DMI siap gelar konferensi komunitas masjid se-ASEAN di Jakarta

Dewan Masjid Indonesia (DMI) akan menggelar konferensi internasional komunitas masjid yang pertama di kawasan Asia Tenggara (ASEAN) pada 20 Juli 2022 di Jakarta, dengan tujuan untuk saling bertukar informasi dan pemikiran dalam menggalang solidaritas komunitas.

"Komunitas masjid di ASEAN memiliki peran penting dalam merespons berbagai tantangan dinamika sosial, ekonomi, dan lingkungan masyarakat Muslim ASEAN," ujar Ketua Umum PP DMI Jusuf Kalla dalam keterangan tertulis yang diterima di Jakarta, Senin.
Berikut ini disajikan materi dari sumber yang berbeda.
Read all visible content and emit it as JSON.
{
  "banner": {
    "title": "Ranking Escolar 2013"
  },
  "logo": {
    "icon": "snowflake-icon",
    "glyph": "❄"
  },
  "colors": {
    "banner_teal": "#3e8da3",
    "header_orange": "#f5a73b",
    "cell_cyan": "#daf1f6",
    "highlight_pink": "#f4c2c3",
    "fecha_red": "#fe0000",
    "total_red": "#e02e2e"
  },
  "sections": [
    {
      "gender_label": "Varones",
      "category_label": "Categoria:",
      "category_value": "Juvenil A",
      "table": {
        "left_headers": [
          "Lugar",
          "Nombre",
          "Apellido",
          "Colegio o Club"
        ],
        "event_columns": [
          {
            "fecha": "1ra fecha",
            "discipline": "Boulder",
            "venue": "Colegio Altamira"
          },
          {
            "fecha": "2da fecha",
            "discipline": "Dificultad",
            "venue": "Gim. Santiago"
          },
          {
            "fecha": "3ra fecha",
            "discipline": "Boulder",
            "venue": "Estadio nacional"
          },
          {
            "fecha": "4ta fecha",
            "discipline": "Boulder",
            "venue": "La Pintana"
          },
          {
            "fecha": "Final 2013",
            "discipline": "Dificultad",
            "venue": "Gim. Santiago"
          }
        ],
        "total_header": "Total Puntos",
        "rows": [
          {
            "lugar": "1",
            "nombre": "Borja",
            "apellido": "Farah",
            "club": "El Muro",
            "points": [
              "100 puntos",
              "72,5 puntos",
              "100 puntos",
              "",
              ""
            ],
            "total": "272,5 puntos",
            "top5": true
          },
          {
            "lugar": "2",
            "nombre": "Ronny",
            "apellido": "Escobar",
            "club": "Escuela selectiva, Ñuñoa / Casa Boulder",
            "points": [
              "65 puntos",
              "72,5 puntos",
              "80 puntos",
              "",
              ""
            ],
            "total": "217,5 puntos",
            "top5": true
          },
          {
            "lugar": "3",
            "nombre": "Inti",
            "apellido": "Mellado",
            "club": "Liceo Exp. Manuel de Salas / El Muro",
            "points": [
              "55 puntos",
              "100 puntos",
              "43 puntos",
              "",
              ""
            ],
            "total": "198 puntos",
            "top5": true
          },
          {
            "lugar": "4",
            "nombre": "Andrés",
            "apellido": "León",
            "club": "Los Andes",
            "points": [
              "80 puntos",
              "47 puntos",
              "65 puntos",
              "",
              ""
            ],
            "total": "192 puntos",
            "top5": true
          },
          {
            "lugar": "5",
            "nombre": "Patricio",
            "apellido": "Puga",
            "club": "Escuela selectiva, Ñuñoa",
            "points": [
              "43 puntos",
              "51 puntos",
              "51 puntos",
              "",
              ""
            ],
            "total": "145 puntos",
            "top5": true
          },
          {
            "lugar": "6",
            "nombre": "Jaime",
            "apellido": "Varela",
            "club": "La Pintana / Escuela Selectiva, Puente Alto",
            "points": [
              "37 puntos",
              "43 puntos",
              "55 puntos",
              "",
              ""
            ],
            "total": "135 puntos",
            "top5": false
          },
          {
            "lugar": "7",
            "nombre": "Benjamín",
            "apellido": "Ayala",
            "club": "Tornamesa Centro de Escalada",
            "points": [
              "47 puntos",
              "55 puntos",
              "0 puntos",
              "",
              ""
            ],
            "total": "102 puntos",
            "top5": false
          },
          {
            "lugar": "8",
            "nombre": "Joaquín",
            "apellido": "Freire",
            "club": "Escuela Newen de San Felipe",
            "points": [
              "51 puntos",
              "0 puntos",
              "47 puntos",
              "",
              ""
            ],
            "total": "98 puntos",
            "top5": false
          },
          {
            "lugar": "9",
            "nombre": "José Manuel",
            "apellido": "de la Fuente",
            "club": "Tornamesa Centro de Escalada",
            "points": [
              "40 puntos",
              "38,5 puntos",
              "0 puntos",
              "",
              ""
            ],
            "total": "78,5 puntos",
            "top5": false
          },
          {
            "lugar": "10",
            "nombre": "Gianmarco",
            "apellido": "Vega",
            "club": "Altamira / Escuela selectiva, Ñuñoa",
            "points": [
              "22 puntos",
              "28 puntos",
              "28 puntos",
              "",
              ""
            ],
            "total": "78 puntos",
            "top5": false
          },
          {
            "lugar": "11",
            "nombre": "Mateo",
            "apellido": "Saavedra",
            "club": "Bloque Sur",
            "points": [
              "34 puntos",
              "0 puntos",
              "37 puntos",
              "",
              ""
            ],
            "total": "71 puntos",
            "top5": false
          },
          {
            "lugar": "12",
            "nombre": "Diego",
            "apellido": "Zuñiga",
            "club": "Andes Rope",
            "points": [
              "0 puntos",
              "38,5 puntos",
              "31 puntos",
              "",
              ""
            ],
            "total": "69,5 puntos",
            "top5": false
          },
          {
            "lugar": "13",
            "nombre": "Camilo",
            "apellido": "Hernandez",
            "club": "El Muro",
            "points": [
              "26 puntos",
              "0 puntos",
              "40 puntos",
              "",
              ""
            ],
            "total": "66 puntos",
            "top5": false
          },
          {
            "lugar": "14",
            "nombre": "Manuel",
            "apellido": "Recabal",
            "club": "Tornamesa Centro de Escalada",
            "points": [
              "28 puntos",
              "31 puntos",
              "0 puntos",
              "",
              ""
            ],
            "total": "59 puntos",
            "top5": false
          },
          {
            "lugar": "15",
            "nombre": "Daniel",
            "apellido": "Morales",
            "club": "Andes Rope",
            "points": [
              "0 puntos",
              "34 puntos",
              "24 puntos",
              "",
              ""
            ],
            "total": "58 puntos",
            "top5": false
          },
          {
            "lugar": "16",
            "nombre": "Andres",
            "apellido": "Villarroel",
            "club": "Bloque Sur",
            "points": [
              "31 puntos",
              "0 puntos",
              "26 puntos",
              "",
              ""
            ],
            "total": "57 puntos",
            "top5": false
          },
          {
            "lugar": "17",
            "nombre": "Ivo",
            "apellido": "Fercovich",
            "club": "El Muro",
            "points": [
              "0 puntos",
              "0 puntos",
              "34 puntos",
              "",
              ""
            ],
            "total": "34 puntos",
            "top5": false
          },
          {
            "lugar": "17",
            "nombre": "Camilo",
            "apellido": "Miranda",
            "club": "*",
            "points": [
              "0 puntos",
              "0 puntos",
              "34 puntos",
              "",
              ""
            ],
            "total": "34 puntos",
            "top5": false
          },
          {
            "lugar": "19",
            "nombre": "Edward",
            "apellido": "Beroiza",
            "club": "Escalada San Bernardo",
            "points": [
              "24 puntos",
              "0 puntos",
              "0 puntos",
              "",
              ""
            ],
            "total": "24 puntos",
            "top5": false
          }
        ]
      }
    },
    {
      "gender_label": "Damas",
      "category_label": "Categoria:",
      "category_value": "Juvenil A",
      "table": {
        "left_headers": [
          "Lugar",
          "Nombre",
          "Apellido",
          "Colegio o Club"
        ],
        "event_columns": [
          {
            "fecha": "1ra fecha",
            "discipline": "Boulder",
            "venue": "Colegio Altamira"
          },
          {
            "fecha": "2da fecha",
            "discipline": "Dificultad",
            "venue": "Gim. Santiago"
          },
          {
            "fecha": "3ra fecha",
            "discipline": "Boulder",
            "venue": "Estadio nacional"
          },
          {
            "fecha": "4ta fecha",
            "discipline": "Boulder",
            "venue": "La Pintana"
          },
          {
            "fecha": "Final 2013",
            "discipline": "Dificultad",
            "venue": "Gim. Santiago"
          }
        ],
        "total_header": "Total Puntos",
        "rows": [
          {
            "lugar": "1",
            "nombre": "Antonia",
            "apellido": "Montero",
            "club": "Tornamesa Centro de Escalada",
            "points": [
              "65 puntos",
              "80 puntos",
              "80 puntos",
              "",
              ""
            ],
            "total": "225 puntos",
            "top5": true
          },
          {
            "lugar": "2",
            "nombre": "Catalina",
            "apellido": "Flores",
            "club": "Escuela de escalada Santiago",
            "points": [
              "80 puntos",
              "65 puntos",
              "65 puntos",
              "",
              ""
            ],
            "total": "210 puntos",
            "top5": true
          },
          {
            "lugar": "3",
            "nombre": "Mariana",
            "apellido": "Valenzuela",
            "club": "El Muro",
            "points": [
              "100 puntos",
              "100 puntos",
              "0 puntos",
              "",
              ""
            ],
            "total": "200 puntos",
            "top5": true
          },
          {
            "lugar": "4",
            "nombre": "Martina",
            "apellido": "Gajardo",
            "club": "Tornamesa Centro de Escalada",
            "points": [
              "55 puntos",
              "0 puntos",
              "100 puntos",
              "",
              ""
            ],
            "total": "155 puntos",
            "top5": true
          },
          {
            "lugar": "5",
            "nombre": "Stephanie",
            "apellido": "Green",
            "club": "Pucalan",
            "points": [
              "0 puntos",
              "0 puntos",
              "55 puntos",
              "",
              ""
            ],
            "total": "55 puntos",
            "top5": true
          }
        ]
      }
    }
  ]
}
Ia mengatakan jumlah Muslim di ASEAN merupakan yang terbesar (42 persen) dibanding umat agama lain. Ada tiga negara ASEAN yang penduduk Muslimnya mayoritas, yaitu Indonesia, Malaysia, dan Brunei Darussalam.

Selain itu ada tiga negara yang penduduk Muslimnya minoritas tapi cukup besar, antara 6-16 persen penduduk, yakni Singapura, Thailand, dan Filipina. Dengan demikian, konferensi ini dinilai penting untuk memperkuat solidaritas antarkomunitas di ASEAN.

"Tujuan utama pertemuan ini adalah untuk saling bertukar informasi dan pemikiran dalam menggalang solidaritas komunitas dan membangun sinergi serta kolaborasi masjid se-ASEAN," kata Wakil Presiden Indonesia dua periode (2004-2009) dan 2014-2019 itu .

Berbagai aspek akan menjadi pokok bahasan, seperti peran masjid dalam mengatasi isu lingkungan hidup, serta pemanfaatan teknologi digital untuk kepentingan komunitas masjid, serta sosialisasi Islam Wasathiyah.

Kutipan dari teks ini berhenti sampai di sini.